Nice. lol. I’ll make some inferences based on what you mentioned…thinking out loud:
[quote=“Ailwyn, post:14, topic:1131, full:true”]
local pubs…vary in size… covers + some of our originals…double album Clichés, and that took some 3 years [/quote]
Double album? You’ve invested significant time and effort in the CD.
[quote] recently… demo CD to re-invent ourselves, and we now gig an average of 1-2 per month. [/quote] Why the effort to rebrand? And what’s the point of the demo if you have a finished full length project? Why not use to procure the jobs? Was it because the clubs want cover song EPKs?
Admittedly, we’re not too hot on keeping our site updated, so taking on board initial advice, I think that’s our first port of call.
We did have a .net site a few years ago, but it didn’t prove to be that cost effective, and the social media outlets do prove to be more productive. [/quote] Makes sense. You tried the website and it wasn’t quite working as a promo tool…
Rightly or wrongly we do quite a bit of charity work too at fund-raising festivals, etc., but that’s mainly because we’re a caring bunch who love our music! [/quote] That’s can be pretty good exposure too. Make sure you’re inviting venue owners and anyone who would possibly book you in the future to those things! You can turn those into a showcase lol.
I’ve never mixed…never music projects online, know very little about digital music platforms…bassist for the last 20 years [/quote] we’re all trying to figure out those digital platforms! I don’t think anyone speak with the same level of certainly in the digital space as the traditional radio or CD distribution space (which are nearly dead now) because of how long the broadcast industry has been around. Analytics consultants have had ages to turn stats into a detailed science. Yes, the internet has been around for a while, but to the best of my knowledge, the analytics guys haven’t had enough time yet to observe the data patterns of successful money trails, then build those models into any reliable formula. Profitable strategies and systems in the music sector are only recently really starting to work again.

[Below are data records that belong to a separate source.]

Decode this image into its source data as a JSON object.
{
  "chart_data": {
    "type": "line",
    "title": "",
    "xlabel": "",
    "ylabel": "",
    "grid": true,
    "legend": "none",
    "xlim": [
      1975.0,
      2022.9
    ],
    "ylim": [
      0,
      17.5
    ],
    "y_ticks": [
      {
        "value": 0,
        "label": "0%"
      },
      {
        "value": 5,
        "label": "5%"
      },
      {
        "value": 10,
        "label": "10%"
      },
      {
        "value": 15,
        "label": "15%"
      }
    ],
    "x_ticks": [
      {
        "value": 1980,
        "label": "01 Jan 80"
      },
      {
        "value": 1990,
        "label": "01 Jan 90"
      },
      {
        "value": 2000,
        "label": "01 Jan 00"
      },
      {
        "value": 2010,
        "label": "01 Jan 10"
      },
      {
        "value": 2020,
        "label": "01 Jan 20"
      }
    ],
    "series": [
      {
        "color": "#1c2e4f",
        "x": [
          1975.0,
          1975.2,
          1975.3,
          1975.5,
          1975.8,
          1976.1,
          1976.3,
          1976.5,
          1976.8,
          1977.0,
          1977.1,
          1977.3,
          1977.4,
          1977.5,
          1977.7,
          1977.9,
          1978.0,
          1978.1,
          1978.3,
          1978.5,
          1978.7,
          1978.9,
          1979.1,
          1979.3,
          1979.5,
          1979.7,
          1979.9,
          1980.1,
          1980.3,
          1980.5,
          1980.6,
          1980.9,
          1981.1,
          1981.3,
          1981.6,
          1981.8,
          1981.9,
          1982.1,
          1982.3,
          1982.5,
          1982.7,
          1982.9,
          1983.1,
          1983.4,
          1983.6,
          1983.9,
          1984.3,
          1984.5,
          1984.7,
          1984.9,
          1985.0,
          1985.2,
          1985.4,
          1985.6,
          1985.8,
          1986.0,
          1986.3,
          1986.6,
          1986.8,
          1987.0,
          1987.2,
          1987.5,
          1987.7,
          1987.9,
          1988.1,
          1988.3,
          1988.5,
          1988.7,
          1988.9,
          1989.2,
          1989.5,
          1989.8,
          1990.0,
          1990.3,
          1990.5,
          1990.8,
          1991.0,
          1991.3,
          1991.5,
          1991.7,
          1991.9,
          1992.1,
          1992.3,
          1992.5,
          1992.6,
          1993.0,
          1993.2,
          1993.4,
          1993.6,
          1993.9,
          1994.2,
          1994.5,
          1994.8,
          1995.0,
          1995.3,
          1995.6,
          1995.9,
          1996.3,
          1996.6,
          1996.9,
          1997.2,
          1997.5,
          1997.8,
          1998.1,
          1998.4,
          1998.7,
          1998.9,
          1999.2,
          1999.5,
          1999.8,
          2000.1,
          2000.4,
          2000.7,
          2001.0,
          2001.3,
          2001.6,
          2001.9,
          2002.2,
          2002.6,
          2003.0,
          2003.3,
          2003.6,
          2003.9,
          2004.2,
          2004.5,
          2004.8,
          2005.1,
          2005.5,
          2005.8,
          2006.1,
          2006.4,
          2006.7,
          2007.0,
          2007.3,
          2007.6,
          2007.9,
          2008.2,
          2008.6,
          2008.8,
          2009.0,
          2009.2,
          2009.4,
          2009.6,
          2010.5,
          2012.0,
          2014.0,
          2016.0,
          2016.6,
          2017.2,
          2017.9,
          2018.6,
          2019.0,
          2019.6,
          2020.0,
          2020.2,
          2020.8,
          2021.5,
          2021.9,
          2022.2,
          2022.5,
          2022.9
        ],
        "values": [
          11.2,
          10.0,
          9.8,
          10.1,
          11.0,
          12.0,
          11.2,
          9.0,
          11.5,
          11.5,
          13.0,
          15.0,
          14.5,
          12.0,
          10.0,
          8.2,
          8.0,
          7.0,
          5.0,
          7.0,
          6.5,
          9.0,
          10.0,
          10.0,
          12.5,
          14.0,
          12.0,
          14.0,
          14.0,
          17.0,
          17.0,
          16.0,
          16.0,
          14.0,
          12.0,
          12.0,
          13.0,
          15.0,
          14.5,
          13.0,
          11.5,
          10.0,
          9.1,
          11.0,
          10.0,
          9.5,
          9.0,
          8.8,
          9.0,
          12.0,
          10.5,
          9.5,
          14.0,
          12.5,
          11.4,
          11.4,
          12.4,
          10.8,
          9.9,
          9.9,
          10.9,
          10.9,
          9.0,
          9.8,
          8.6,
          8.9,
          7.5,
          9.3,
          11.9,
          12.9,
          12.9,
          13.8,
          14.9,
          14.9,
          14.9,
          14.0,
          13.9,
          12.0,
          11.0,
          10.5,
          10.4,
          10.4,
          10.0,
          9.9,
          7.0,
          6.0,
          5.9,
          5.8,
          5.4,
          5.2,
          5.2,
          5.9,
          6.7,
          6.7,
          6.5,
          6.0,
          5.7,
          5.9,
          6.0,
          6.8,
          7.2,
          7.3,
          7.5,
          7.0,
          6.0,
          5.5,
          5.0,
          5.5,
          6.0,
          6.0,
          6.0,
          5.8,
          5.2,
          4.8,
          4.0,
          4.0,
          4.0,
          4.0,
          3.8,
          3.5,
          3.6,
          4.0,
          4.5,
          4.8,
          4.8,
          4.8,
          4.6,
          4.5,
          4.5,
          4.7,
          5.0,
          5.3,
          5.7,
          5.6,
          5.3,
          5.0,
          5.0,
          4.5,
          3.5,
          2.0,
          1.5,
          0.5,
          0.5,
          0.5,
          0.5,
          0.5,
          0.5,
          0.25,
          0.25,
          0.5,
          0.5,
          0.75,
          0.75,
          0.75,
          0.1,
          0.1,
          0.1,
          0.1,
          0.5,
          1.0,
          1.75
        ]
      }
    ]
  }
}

So…here’s the question…are you really promoting the band to play shows and sell CD’s at a gig?
Or are you promoting the CD to get the band booking at a gig?
Basically, the question is what do you want to be the identity of the band?
Recording artists want to be known for and known by their albums. That’s a huge part of the branding processes for them. The vision is different in a cover band. Cover bands do a lot better spending the time and resources procuring a steady stream of rotating work, rather than eat/sleep/breathing the promo, sales, and distribution of their record. If you want to what Sugar Ray and No Doubt did back in the 90’s where you start in the bars then transition to the artist world, the question is how are you gonna do it? Everything changes. Its a whole different world. An artist is an entire brand in and of itself. A bar band is a merely a part of the food and beverage service industry. Don’t pretend the market is more than what it is. The wedding band is its own unique service industry solution. With the possible exception of a high end party band (equivalent to a full scale Las Vegas show band), none of them should be mistaken as part of the entertainment industry. Like a church band or a high school marching band, they don’t draw income directly from a fan base. The key identifier: Those types of bands are pulling their PRIMARY revenue FROM a industry sector that is clearly not the entertainment industry.